In my current game, Magnar sent one of its champions to take me out solo. Ignoring the fact that the champion really had no chance against me, something surprised me about that champion: he carried the scars of over ten injuries.
One advantage that humans have over the computer is that we can take a good look at an enemy army, be it AI or monsters, and have a estimate pretty well whether we can take them on or not with minimal losses. I think we could simulate this in an AI opponent: let it compare its army to a target army/monster and let it run through its circuit-of-a-mind a simulated battle. If it won with acceptable casualties, it goes for the kill, otherwise, it puts off the battle till it raises a greater army/champion.
In this way, I hope that an AI opponent may prove a more able opponent by not needlessly weakening their champions through injuries, nor throwing away armies like canon fodder when it can be avoided.

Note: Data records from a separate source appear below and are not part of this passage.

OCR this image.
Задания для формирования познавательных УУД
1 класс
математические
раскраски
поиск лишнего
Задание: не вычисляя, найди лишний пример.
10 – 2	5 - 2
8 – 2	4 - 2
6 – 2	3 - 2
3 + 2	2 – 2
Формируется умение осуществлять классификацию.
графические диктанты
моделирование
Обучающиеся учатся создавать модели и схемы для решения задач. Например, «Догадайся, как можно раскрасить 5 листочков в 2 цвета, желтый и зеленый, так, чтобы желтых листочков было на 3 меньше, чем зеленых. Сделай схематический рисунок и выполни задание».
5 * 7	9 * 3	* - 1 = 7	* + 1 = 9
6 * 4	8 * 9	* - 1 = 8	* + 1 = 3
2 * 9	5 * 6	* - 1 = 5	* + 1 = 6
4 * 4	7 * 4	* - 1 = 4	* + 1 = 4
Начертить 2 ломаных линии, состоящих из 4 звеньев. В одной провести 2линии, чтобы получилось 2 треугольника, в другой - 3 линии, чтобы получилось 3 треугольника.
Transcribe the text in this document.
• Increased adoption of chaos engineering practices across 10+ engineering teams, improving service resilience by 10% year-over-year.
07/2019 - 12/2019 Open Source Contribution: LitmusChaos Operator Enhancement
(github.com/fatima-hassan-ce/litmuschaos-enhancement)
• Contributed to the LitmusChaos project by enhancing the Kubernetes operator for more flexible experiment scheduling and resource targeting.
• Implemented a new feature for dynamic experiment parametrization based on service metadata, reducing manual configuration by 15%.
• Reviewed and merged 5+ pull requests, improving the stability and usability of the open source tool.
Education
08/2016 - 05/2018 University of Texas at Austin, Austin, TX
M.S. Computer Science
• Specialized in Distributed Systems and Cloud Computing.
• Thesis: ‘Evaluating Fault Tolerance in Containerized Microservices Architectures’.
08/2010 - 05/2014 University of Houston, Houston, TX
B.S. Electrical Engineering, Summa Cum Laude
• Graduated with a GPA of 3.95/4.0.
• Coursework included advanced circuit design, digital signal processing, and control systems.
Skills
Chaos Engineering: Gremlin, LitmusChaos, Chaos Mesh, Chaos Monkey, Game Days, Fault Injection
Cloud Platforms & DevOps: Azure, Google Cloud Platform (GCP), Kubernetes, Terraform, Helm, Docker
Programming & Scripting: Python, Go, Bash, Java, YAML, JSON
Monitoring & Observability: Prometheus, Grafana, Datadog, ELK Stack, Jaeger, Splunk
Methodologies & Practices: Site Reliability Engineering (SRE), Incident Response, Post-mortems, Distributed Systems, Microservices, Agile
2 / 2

That's an excellent suggestion. You get a karma.
I already thought the AI DID this kind of stuff, I remember hearing something I think Brad posted, somewhere, saying "The AI is much better at estimating it's odds of success than a human". If it's not doing what you described, it definitely should be. Though this does sound like it could get resource intensive by mid game, when there are lots of armies with various enemies to fight.
Also, I am an idiot for assuming anything, silly me.
<edit: fixed typos, I always seem to make a million of them>
Yep, I hope and believe the AI is intended to think like this.
It's the only think AI can do, in fact - it's called searching the tree of variations. It's how AI plays chess - because each position is a discrete node that can be evaluated with reasonable ease, chess AI with sufficiently strong CPU can nowadays beat the strongest humans.
The problem is the evaluation function, though - in a game like FE, where units can move with relative freedom, each position can lead to many different resulting positions, and the complexity increases exponentially. The computer is always weak in positional analysis though - games like Total War series show this. It does not realize things like "this archer unit is too exposed" or "these units are too vulnerable to cav charge, move them closer to forest". These observations require long-term, heuristic planning computers are usually incapable to do - and when their tree-searching algorithm starts to see the disasters, it's already too late.
If you try to "script" the correct behavior, like "move infantry no farther than x from archers" or "charge archers with cavs when they are closer than y, but withdraw if pikemen are closer than z", the resulting behavior will be inflexible and repetetive, and humans will soon learn to exploit it (Total war, again).
Writing AI is hard, because true AI must be adaptive. Sadly, that means having a memory of past successed/failures, pruning the bad behaviors and developing the good, simply having an AI capable of learning. No such thing in current computer games - bar some old quake bots I remember.